Hany El-Banna, a current board member for Canada’s branch of Islamic Relief, cofounded Islamic Relief Worldwide. El-Banna praised the work of Muslim Brotherhood founder “and advocate of violent jihad, Hassan Al-Banna.” El-Banna himself served as member of the Federation of Student Islamic Societies, which the British government now considers a Muslim Brotherhood group.
Aid to Afghanistan strengthens the Taliban. It would be better for us to die than allow humanitarian aid into Afghanistan. There has to be another way to help.
Another individual who worked for the IRC, Yaser Haddara, directed the Canadian branch of Islamic Relief from 2005-2011. He and his brother, Wael, traveled to Egypt to help the Muslim Brotherhood gain power, helping elect the Muslim Brotherhood’s President of Egypt, Morsi in 2012. Both brothers reportedly served as senior advisors to Morsi. Wael Haddara served as a director of Islamic Relief for the Afflicted and Needy-Canada (IRFAN-Canada). The government of Canada listed IRFAN-Canada a “terrorist entity” in 2014 for transferring "$14.6 million worth of resources to various organizations associated with Hamas, a listed terrorist entity...”

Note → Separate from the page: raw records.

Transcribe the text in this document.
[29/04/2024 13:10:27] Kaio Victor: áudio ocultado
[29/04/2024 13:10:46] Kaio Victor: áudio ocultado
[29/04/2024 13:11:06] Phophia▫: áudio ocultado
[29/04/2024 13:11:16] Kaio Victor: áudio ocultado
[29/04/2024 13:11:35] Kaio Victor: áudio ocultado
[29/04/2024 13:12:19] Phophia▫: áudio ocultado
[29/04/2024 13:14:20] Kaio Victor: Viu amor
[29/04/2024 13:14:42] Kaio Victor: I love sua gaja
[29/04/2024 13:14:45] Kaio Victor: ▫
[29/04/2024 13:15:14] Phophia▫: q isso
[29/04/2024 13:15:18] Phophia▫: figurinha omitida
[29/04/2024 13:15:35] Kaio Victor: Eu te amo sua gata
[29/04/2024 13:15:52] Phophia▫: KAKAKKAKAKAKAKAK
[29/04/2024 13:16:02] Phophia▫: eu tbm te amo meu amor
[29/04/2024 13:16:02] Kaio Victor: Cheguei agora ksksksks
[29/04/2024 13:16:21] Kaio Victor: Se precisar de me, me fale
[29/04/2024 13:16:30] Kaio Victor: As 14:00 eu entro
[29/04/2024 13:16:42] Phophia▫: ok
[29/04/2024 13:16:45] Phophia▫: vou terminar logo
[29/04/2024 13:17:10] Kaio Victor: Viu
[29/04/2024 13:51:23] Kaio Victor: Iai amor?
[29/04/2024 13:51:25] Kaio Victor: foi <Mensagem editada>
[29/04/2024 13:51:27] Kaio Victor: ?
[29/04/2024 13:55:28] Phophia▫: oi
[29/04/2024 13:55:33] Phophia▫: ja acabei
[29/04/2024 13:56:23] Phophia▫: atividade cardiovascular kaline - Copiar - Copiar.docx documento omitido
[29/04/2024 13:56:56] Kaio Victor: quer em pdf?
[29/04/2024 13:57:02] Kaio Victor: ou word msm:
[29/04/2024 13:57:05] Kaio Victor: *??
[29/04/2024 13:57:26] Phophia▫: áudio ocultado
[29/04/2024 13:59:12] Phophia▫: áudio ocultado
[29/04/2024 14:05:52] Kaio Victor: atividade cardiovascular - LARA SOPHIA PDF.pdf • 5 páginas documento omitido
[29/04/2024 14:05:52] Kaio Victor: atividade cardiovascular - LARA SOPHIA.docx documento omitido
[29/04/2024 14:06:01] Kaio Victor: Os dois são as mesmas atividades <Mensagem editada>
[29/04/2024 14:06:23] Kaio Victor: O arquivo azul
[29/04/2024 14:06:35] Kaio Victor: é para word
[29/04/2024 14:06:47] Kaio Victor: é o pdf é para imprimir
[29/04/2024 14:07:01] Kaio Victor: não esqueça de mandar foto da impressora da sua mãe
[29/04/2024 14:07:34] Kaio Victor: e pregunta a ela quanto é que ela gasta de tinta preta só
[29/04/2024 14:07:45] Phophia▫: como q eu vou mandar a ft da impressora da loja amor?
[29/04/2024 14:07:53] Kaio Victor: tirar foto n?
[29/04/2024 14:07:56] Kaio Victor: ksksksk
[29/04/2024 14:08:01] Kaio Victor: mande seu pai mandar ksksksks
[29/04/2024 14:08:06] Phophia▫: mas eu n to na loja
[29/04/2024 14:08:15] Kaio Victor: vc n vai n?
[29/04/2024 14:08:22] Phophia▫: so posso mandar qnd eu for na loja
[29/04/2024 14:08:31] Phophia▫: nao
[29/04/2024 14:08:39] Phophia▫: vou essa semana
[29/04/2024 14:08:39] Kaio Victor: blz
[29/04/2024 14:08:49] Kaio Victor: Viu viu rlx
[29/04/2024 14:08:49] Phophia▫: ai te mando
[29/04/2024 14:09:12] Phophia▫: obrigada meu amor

And yet another of IRC’s leaders is El-Tantawy Attia. Attia currently serves as a member of the board of directors for IRC and as Executive Director of Toronto Masjid. At the masjid he has reportedly said, “Here, we follow the teachings of the Muslim Brotherhood.”
Nawabi, whose family members were murdered by the Taliban and who has been threatened by unknown parties for speaking out warns that sending any money, public or private, to Afghanistan is a bad policy. “Aid to Afghanistan strengthens the Taliban. It would be better for us to die than allow humanitarian aid into Afghanistan. There has to be another way to help.”